For which $c\in\mathbb{R}$ there exists $t\in\mathbb{R}^+$ such that $x_1(t)=0$ and $x_2(t)>0$ for the system $x_1'(t)=-200kx_2(t)-c\ ,\ x_2'(t)=-100kx_1(t)\ ,\ x_1(0)=10^4\ ,\ x_2(0)=5\cdot 10^3\ ,\ k>0$.
What I did: I found this form of $X(t)$: $$\begin{pmatrix}x_1(t)\\x_2(t)\end{pmatrix} =(\frac{c}{400\sqrt2k}+2500(1+\sqrt2))e^{-100\sqrt2kt}\begin{pmatrix}\sqrt2\\1\end{pmatrix}+(\frac{c}{400\sqrt2k}+2500(1-\sqrt2))e^{100\sqrt2kt}\begin{pmatrix}-\sqrt2\\1\end{pmatrix} -\begin{pmatrix}0\\\frac{c}{200k}\end{pmatrix}$$
If $x_1=0$ we get: $$t=\frac{10^2\cdot ln(\frac{c+10^6\cdot\sqrt2k(1+\sqrt2)}{c+10^6\cdot\sqrt2k(1-\sqrt2)})}{2\sqrt2k}$$
Which means that for $x_1$ to be able to reach $0$ we must have: $$c>10^6\cdot\sqrt2k(\sqrt2-1)$$
I wasn't able to simplify the expression for $x_2=0$ and arrive at a final answer.

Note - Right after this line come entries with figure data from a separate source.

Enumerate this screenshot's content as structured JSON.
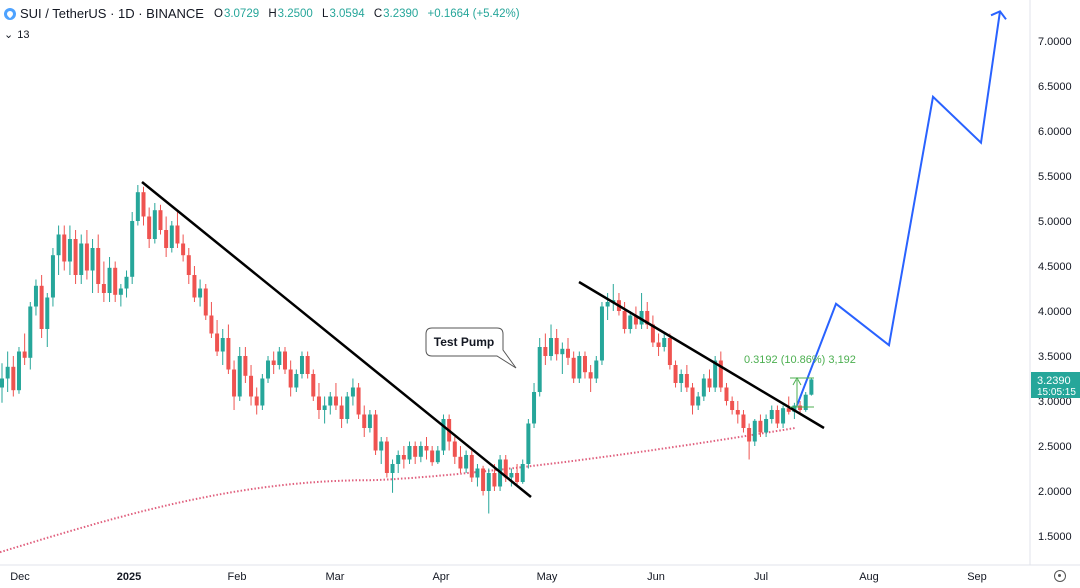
{
  "header": {
    "symbol": "SUI / TetherUS · 1D · BINANCE",
    "open_label": "O",
    "open": "3.0729",
    "high_label": "H",
    "high": "3.2500",
    "low_label": "L",
    "low": "3.0594",
    "close_label": "C",
    "close": "3.2390",
    "change": "+0.1664 (+5.42%)",
    "indicator_value": "13"
  },
  "price_tag": {
    "price": "3.2390",
    "timer": "15:05:15"
  },
  "annotations": {
    "callout": "Test Pump",
    "measure": "0.3192 (10.86%) 3,192"
  },
  "colors": {
    "up": "#26a69a",
    "down": "#ef5350",
    "projection": "#2962ff",
    "ma": "#e0607e",
    "trendline": "#000000"
  },
  "chart_data": {
    "type": "candlestick",
    "yticks": [
      "1.5000",
      "2.0000",
      "2.5000",
      "3.0000",
      "3.5000",
      "4.0000",
      "4.5000",
      "5.0000",
      "5.5000",
      "6.0000",
      "6.5000",
      "7.0000"
    ],
    "ylim": [
      1.3,
      7.4
    ],
    "xticks": [
      "Dec",
      "2025",
      "Feb",
      "Mar",
      "Apr",
      "May",
      "Jun",
      "Jul",
      "Aug",
      "Sep"
    ],
    "ohlc": [
      [
        3.15,
        3.42,
        2.98,
        3.25
      ],
      [
        3.25,
        3.55,
        3.1,
        3.38
      ],
      [
        3.38,
        3.5,
        3.05,
        3.12
      ],
      [
        3.12,
        3.6,
        3.08,
        3.55
      ],
      [
        3.55,
        3.75,
        3.4,
        3.48
      ],
      [
        3.48,
        4.1,
        3.35,
        4.05
      ],
      [
        4.05,
        4.35,
        3.95,
        4.28
      ],
      [
        4.28,
        4.4,
        3.7,
        3.8
      ],
      [
        3.8,
        4.2,
        3.6,
        4.15
      ],
      [
        4.15,
        4.7,
        4.05,
        4.62
      ],
      [
        4.62,
        4.95,
        4.4,
        4.85
      ],
      [
        4.85,
        4.95,
        4.45,
        4.55
      ],
      [
        4.55,
        4.95,
        4.4,
        4.8
      ],
      [
        4.8,
        4.9,
        4.3,
        4.4
      ],
      [
        4.4,
        4.85,
        4.3,
        4.75
      ],
      [
        4.75,
        4.9,
        4.35,
        4.45
      ],
      [
        4.45,
        4.8,
        4.2,
        4.7
      ],
      [
        4.7,
        4.85,
        4.2,
        4.3
      ],
      [
        4.3,
        4.55,
        4.1,
        4.2
      ],
      [
        4.2,
        4.6,
        4.1,
        4.48
      ],
      [
        4.48,
        4.55,
        4.1,
        4.18
      ],
      [
        4.18,
        4.3,
        4.05,
        4.25
      ],
      [
        4.25,
        4.45,
        4.15,
        4.38
      ],
      [
        4.38,
        5.1,
        4.3,
        5.0
      ],
      [
        5.0,
        5.4,
        4.95,
        5.32
      ],
      [
        5.32,
        5.38,
        4.95,
        5.05
      ],
      [
        5.05,
        5.15,
        4.7,
        4.8
      ],
      [
        4.8,
        5.2,
        4.75,
        5.12
      ],
      [
        5.12,
        5.18,
        4.85,
        4.9
      ],
      [
        4.9,
        5.05,
        4.6,
        4.7
      ],
      [
        4.7,
        5.0,
        4.65,
        4.95
      ],
      [
        4.95,
        5.1,
        4.7,
        4.75
      ],
      [
        4.75,
        4.85,
        4.55,
        4.62
      ],
      [
        4.62,
        4.7,
        4.3,
        4.4
      ],
      [
        4.4,
        4.5,
        4.1,
        4.15
      ],
      [
        4.15,
        4.35,
        4.05,
        4.25
      ],
      [
        4.25,
        4.3,
        3.9,
        3.95
      ],
      [
        3.95,
        4.1,
        3.7,
        3.75
      ],
      [
        3.75,
        3.9,
        3.5,
        3.55
      ],
      [
        3.55,
        3.8,
        3.4,
        3.7
      ],
      [
        3.7,
        3.85,
        3.3,
        3.35
      ],
      [
        3.35,
        3.45,
        2.9,
        3.05
      ],
      [
        3.05,
        3.6,
        3.0,
        3.5
      ],
      [
        3.5,
        3.6,
        3.2,
        3.28
      ],
      [
        3.28,
        3.4,
        2.95,
        3.05
      ],
      [
        3.05,
        3.15,
        2.85,
        2.95
      ],
      [
        2.95,
        3.3,
        2.9,
        3.25
      ],
      [
        3.25,
        3.5,
        3.2,
        3.45
      ],
      [
        3.45,
        3.55,
        3.3,
        3.4
      ],
      [
        3.4,
        3.6,
        3.35,
        3.55
      ],
      [
        3.55,
        3.6,
        3.3,
        3.35
      ],
      [
        3.35,
        3.45,
        3.05,
        3.15
      ],
      [
        3.15,
        3.35,
        3.1,
        3.3
      ],
      [
        3.3,
        3.55,
        3.25,
        3.5
      ],
      [
        3.5,
        3.55,
        3.25,
        3.3
      ],
      [
        3.3,
        3.35,
        3.0,
        3.05
      ],
      [
        3.05,
        3.2,
        2.8,
        2.9
      ],
      [
        2.9,
        3.05,
        2.75,
        2.95
      ],
      [
        2.95,
        3.1,
        2.85,
        3.05
      ],
      [
        3.05,
        3.2,
        2.9,
        2.95
      ],
      [
        2.95,
        3.05,
        2.7,
        2.8
      ],
      [
        2.8,
        3.1,
        2.75,
        3.05
      ],
      [
        3.05,
        3.25,
        2.95,
        3.15
      ],
      [
        3.15,
        3.2,
        2.8,
        2.85
      ],
      [
        2.85,
        2.95,
        2.6,
        2.7
      ],
      [
        2.7,
        2.9,
        2.65,
        2.85
      ],
      [
        2.85,
        2.9,
        2.4,
        2.45
      ],
      [
        2.45,
        2.6,
        2.3,
        2.55
      ],
      [
        2.55,
        2.6,
        2.15,
        2.2
      ],
      [
        2.2,
        2.35,
        1.98,
        2.3
      ],
      [
        2.3,
        2.45,
        2.2,
        2.4
      ],
      [
        2.4,
        2.5,
        2.25,
        2.35
      ],
      [
        2.35,
        2.55,
        2.3,
        2.5
      ],
      [
        2.5,
        2.55,
        2.3,
        2.38
      ],
      [
        2.38,
        2.55,
        2.32,
        2.5
      ],
      [
        2.5,
        2.6,
        2.35,
        2.45
      ],
      [
        2.45,
        2.5,
        2.28,
        2.32
      ],
      [
        2.32,
        2.5,
        2.3,
        2.45
      ],
      [
        2.45,
        2.85,
        2.4,
        2.8
      ],
      [
        2.8,
        2.85,
        2.45,
        2.55
      ],
      [
        2.55,
        2.6,
        2.3,
        2.38
      ],
      [
        2.38,
        2.5,
        2.2,
        2.25
      ],
      [
        2.25,
        2.45,
        2.2,
        2.4
      ],
      [
        2.4,
        2.45,
        2.1,
        2.15
      ],
      [
        2.15,
        2.3,
        2.05,
        2.25
      ],
      [
        2.25,
        2.28,
        1.95,
        2.0
      ],
      [
        2.0,
        2.25,
        1.75,
        2.2
      ],
      [
        2.2,
        2.3,
        2.0,
        2.05
      ],
      [
        2.05,
        2.4,
        2.0,
        2.35
      ],
      [
        2.35,
        2.4,
        2.1,
        2.15
      ],
      [
        2.15,
        2.25,
        2.05,
        2.2
      ],
      [
        2.2,
        2.3,
        2.05,
        2.1
      ],
      [
        2.1,
        2.35,
        2.08,
        2.3
      ],
      [
        2.3,
        2.8,
        2.25,
        2.75
      ],
      [
        2.75,
        3.2,
        2.7,
        3.1
      ],
      [
        3.1,
        3.7,
        3.05,
        3.6
      ],
      [
        3.6,
        3.75,
        3.4,
        3.5
      ],
      [
        3.5,
        3.85,
        3.45,
        3.7
      ],
      [
        3.7,
        3.8,
        3.45,
        3.52
      ],
      [
        3.52,
        3.65,
        3.3,
        3.58
      ],
      [
        3.58,
        3.7,
        3.4,
        3.48
      ],
      [
        3.48,
        3.55,
        3.2,
        3.25
      ],
      [
        3.25,
        3.55,
        3.2,
        3.5
      ],
      [
        3.5,
        3.55,
        3.25,
        3.32
      ],
      [
        3.32,
        3.4,
        3.1,
        3.25
      ],
      [
        3.25,
        3.5,
        3.2,
        3.45
      ],
      [
        3.45,
        4.1,
        3.4,
        4.05
      ],
      [
        4.05,
        4.2,
        3.9,
        4.1
      ],
      [
        4.1,
        4.3,
        4.0,
        4.12
      ],
      [
        4.12,
        4.2,
        3.95,
        4.0
      ],
      [
        4.0,
        4.1,
        3.75,
        3.8
      ],
      [
        3.8,
        4.0,
        3.75,
        3.95
      ],
      [
        3.95,
        4.05,
        3.8,
        3.85
      ],
      [
        3.85,
        4.2,
        3.8,
        4.0
      ],
      [
        4.0,
        4.1,
        3.8,
        3.85
      ],
      [
        3.85,
        3.95,
        3.6,
        3.65
      ],
      [
        3.65,
        3.75,
        3.5,
        3.6
      ],
      [
        3.6,
        3.75,
        3.55,
        3.7
      ],
      [
        3.7,
        3.75,
        3.35,
        3.4
      ],
      [
        3.4,
        3.45,
        3.15,
        3.2
      ],
      [
        3.2,
        3.35,
        3.1,
        3.3
      ],
      [
        3.3,
        3.4,
        3.1,
        3.15
      ],
      [
        3.15,
        3.2,
        2.85,
        2.95
      ],
      [
        2.95,
        3.1,
        2.9,
        3.05
      ],
      [
        3.05,
        3.3,
        3.0,
        3.25
      ],
      [
        3.25,
        3.35,
        3.1,
        3.15
      ],
      [
        3.15,
        3.5,
        3.1,
        3.45
      ],
      [
        3.45,
        3.55,
        3.1,
        3.15
      ],
      [
        3.15,
        3.2,
        2.95,
        3.0
      ],
      [
        3.0,
        3.05,
        2.85,
        2.9
      ],
      [
        2.9,
        3.0,
        2.75,
        2.85
      ],
      [
        2.85,
        2.9,
        2.65,
        2.7
      ],
      [
        2.7,
        2.75,
        2.35,
        2.55
      ],
      [
        2.55,
        2.8,
        2.5,
        2.78
      ],
      [
        2.78,
        2.85,
        2.6,
        2.65
      ],
      [
        2.65,
        2.85,
        2.6,
        2.8
      ],
      [
        2.8,
        2.95,
        2.75,
        2.9
      ],
      [
        2.9,
        2.95,
        2.7,
        2.75
      ],
      [
        2.75,
        2.95,
        2.7,
        2.92
      ],
      [
        2.92,
        3.05,
        2.85,
        2.88
      ],
      [
        2.88,
        2.98,
        2.8,
        2.95
      ],
      [
        2.95,
        3.0,
        2.85,
        2.9
      ],
      [
        2.9,
        3.1,
        2.88,
        3.07
      ],
      [
        3.07,
        3.25,
        3.06,
        3.24
      ]
    ],
    "projection": [
      {
        "date": "Jul 12",
        "price": 2.95
      },
      {
        "date": "Jul 23",
        "price": 4.08
      },
      {
        "date": "Aug 4",
        "price": 3.62
      },
      {
        "date": "Aug 13",
        "price": 6.38
      },
      {
        "date": "Aug 30",
        "price": 5.87
      },
      {
        "date": "Sep 7",
        "price": 7.33
      }
    ]
  }
}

You already expressed $t$ (such that $x_1(t)=0$ in terms of $c$). By the way, there should be
$$t=\frac{ln\left(\frac{c+10^6\cdot\sqrt2k(1+\sqrt2)}{c+10^6\cdot\sqrt2k(1-\sqrt2)}\right)}{200\sqrt2k}.$$
So it remains to make the respective substitution in the formula for $x_2(t)$ and then to find when $x_2(t(c))>0$.
That is
$$\left(\frac{c}{400\sqrt2k}+2500(1+\sqrt2)\right)\sqrt{\frac{c+10^6\cdot\sqrt2k(1-\sqrt2)}{c+10^6\cdot\sqrt2k(1+\sqrt2)}}+$$ $$\left(\frac{c}{400\sqrt2k}+2500(1-\sqrt2)\right)\sqrt{\frac{c+10^6\cdot\sqrt2k(1+\sqrt2)}{c+10^6\cdot\sqrt2k(1-\sqrt2)}}>\frac{c}{200k}$$
$$\left(c+10^6\sqrt2k(1+\sqrt2)\right)\sqrt{\frac{c+10^6\cdot\sqrt2k(1-\sqrt2)}{c+10^6\cdot\sqrt2k(1+\sqrt2)}}+$$ $$\left(c+10^6\sqrt2k(1-\sqrt2)\right)\sqrt{\frac{c+10^6\cdot\sqrt2k(1+\sqrt2)}{c+10^6\cdot\sqrt2k(1-\sqrt2)}}>2\sqrt2c$$
$$2\sqrt{(c+10^6\cdot\sqrt2k(1-\sqrt2))(c+10^6\cdot\sqrt2k(1+\sqrt2)})>2\sqrt2c$$
$$(c+10^6\cdot\sqrt2k(1-\sqrt2))(c+10^6\cdot\sqrt2k(1+\sqrt2))>2c^2$$
$$10^6\cdot2\sqrt2kc-10^{12}\cdot 2k^2>c^2$$
$$c^2-10^6\cdot2\sqrt2kc+10^{12}\cdot 2k^2<0$$
$$(c-10^6\sqrt2k)^2<0,$$
which is impossible.
PS. This simple answer suggests that there may be a more simple solution.